Section: New Results

Modelling cloud storage performance

Participants : Daniel Higuero, Louis-Claude Canon, Alexandru Costan, Gabriel Antoniu.

The objective of this research direction is to provide comprehensive performance models for storage systems. Their role is to capture how the system components interact for different usage patterns (number of reads or writes). The objective is to determine the incurred costs in terms of storage space and efficiency for a given workload.

One application of this model consists in dynamically adjusting the parameters of the storage system as required in an autonomic approach. For this purpose, it is necessary to identify the characteristics of the storage system for meeting a given level of requirements. Progress has been made on this part during the 3-month visit of Daniel Higuero (University Carlos III, Madrid). A preliminary performance model currently predicts the available bandwidth when multiple concurrent transfers occur. This model serves as a basis for a dimensioning strategy that is formulated through a linear program.

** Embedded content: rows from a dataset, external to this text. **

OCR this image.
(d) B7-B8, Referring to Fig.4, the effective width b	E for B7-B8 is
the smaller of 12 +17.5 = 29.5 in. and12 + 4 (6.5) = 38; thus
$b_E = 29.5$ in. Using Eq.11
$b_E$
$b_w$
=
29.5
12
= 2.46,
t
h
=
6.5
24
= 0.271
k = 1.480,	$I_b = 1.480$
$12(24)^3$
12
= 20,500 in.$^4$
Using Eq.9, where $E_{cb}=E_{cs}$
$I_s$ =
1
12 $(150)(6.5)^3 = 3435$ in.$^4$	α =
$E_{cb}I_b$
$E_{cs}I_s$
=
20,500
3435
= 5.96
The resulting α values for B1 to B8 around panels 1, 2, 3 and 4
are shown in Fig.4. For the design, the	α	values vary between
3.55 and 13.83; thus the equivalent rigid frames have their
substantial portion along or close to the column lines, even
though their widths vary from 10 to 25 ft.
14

This approach has further been complemented with an offline analysis of several traces of the BlobSeer storage system when it is used as a backend for MapReduce applications. Mining this information in an automated fashion allowed to detect the different trade-offs that influence a BlobSeer deployment: time required to execute the application vs. number of machines used by the storage system, communication costs vs. space usage. The final goal is to tune BlobSeer for specific applications. The proposed strategy is currently being evaluated.

Future directions are directed towards refining the proposed model. Several parameters significantly impact the performance of storage systems such as the redundancy mechanism, the data placement strategy or disk-related effects. As a first step, experiments for assessing the quality of finer models will be designed. Ultimately, we aim to capture the I/O variability of storage systems, in particular in the context of the cloud.

This work will enable new collaborations. It is planned to work on the models mentioned above with the Mescal INRIA team in the context of a collaboration between the MapReduce ANR project and the Songs ANR project. Moreover, in the framework of the MapReduce project, we expect to work on a performance model for designing decision algorithms that are required by the component-based MapReduce framework that is developed in the GRAAL/Avalon INRIA team. Finally, the GRAAL/AVALON team works on scheduling algorithms that could beneficially profit from a storage performance model.